もはやねたましいか?

小澤征爾さんと、音楽について話をする

小澤征爾さんと、音楽について話をする

 面白い!見た目は厚めの本ですが、本当にすぐに読み終わってしまいました。対談集だからということもありますが、とにかく面白いのです。
 村上春樹というとジャズのイメージですが、クラシックに詳しいこと、驚くべき情報量です。小澤征爾が「あとがき」で、「正気の範囲を超えている」と評するだけのことはあります。小澤征爾と一緒にレコードの聞き比べをしながら、指揮者や演奏者やオーケストラのことを話している下りなど、二人とも本当に楽しそうですし、音楽を聴くってこういうことなんだと感動させられます。村上春樹がよい聞き手だからでしょう、小澤征爾の思い出話が次々と出てきます。
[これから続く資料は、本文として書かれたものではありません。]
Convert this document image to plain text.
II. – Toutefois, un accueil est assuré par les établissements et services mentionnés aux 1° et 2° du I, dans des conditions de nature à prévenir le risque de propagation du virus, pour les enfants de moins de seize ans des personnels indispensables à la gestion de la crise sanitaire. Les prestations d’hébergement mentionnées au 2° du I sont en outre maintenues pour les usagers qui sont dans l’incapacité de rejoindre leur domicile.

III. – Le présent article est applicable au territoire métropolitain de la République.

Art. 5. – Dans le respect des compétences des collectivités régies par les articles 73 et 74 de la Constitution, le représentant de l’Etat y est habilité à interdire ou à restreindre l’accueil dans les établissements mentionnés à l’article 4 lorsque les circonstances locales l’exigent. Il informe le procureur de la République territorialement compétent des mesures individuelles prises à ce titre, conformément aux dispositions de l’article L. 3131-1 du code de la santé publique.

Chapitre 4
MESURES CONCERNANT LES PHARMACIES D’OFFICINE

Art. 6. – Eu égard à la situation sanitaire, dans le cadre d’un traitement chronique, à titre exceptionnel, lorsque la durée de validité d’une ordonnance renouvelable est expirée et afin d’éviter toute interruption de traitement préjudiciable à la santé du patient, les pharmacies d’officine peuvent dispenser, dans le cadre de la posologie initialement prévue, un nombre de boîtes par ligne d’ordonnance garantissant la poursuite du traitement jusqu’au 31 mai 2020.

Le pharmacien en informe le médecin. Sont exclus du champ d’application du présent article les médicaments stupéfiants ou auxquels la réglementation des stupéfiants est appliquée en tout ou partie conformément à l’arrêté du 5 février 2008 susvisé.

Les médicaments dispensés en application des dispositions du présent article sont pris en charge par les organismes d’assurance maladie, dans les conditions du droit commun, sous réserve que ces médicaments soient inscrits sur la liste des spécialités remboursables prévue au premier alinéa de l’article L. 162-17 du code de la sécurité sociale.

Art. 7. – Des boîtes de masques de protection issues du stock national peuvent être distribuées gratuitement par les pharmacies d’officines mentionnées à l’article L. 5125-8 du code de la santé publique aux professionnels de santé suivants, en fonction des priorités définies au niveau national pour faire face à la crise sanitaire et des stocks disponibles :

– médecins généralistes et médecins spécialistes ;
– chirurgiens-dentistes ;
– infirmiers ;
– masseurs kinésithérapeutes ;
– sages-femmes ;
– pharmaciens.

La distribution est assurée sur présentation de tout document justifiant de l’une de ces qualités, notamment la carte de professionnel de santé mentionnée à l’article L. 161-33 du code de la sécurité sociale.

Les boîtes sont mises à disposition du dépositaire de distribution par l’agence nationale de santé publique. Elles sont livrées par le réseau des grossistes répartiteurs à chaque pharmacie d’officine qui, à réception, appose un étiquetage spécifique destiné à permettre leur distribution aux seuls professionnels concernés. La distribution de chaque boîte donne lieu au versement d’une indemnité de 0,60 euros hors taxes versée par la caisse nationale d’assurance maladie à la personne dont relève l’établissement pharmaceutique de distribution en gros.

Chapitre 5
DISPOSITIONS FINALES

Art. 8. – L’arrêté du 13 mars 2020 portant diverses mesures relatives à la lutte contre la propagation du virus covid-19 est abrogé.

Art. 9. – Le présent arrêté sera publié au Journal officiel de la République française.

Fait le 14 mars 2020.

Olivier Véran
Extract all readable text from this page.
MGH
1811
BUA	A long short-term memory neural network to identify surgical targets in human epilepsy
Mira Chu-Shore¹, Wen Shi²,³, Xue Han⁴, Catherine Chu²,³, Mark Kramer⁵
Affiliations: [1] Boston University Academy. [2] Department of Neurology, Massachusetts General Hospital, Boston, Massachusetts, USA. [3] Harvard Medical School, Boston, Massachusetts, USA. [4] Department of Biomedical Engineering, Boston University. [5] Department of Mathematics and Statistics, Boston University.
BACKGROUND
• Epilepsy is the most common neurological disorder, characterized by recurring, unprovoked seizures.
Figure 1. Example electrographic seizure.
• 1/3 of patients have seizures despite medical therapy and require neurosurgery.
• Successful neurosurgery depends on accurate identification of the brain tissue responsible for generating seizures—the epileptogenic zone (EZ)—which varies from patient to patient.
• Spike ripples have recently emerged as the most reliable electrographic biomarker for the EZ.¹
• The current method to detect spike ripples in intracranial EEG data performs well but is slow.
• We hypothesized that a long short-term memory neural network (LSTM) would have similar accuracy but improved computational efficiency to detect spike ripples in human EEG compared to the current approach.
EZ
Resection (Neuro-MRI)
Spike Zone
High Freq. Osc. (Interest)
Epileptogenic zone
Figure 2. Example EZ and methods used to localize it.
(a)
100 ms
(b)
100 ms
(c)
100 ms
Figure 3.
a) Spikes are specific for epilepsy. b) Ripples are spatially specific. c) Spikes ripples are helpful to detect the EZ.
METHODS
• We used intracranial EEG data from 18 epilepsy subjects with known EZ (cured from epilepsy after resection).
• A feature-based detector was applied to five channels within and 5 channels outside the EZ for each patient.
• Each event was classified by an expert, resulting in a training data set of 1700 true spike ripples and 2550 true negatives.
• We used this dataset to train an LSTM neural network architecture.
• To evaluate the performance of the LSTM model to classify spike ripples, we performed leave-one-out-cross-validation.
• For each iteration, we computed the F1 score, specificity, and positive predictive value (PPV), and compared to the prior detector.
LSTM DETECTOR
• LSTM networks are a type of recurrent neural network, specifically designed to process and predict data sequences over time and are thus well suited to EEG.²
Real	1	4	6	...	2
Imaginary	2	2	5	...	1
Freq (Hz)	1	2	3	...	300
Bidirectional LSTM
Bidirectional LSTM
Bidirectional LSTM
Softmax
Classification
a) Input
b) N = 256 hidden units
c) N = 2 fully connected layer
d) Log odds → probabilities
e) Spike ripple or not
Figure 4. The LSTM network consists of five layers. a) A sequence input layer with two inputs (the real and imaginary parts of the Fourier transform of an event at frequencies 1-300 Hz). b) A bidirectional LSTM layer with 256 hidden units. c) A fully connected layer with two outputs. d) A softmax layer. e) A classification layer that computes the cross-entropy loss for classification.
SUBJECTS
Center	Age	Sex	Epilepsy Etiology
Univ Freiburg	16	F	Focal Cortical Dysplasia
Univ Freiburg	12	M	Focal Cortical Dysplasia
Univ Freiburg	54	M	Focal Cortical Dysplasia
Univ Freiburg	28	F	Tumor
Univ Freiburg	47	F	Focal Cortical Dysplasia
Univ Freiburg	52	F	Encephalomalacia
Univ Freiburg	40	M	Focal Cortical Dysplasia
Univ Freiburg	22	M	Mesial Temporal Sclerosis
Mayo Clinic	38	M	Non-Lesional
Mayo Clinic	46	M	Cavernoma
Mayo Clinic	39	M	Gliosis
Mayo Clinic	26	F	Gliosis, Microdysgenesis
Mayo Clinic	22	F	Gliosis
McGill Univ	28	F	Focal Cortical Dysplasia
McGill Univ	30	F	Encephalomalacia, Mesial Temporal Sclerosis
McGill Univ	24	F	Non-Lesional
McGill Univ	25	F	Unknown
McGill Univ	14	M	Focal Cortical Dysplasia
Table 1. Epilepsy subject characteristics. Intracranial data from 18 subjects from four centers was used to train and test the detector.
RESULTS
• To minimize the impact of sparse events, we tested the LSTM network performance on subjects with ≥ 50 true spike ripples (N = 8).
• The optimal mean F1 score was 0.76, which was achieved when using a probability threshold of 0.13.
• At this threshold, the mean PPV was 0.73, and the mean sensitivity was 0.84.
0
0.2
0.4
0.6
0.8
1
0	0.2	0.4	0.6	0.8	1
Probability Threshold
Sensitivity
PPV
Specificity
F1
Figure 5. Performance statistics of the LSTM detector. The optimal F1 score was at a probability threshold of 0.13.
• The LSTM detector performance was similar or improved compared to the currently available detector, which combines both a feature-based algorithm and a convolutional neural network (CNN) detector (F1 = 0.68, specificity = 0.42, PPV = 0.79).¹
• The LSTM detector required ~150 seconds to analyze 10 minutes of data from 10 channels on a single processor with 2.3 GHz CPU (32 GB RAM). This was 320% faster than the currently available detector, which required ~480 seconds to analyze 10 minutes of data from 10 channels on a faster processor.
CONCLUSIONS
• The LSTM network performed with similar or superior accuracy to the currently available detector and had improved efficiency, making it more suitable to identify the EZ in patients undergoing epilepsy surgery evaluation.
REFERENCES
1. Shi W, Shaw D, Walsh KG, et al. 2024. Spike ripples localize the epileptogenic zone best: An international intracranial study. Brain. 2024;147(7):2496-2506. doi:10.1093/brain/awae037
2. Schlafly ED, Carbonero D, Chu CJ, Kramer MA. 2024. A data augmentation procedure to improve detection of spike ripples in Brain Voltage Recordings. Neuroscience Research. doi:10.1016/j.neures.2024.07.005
カラヤンバーンスタインの話は本当に興味深いですし、おそらく私自身が持っている数少ないクラシックCDからでも、二人の話していることのイメージは浮かんできて、なるほどなあと納得させられたりしました。
 本書は全部で六回の小澤征爾村上春樹の対談からなっていて、間に村上春樹によるコラムが挟まれています。最後の対談の前に少し長めの文章があって、これは村上春樹小澤征爾主催の音楽塾にゲストとして招かれて一緒に過ごした経験が語られています。二人がレコードを聞きながら話をする前半と、作曲家やオペラについて話をする後半と、それぞれに新鮮で、興味深いです。音楽について語っているのに、それは生きることそのものについて語っているような感じがしてきます。そしてそれはたぶんそんなに外れてはいないのだろうと思います。いずれにしても、うらやましいというか、ほとんどねたましいような気分で読み、もっと音楽が好きになりました。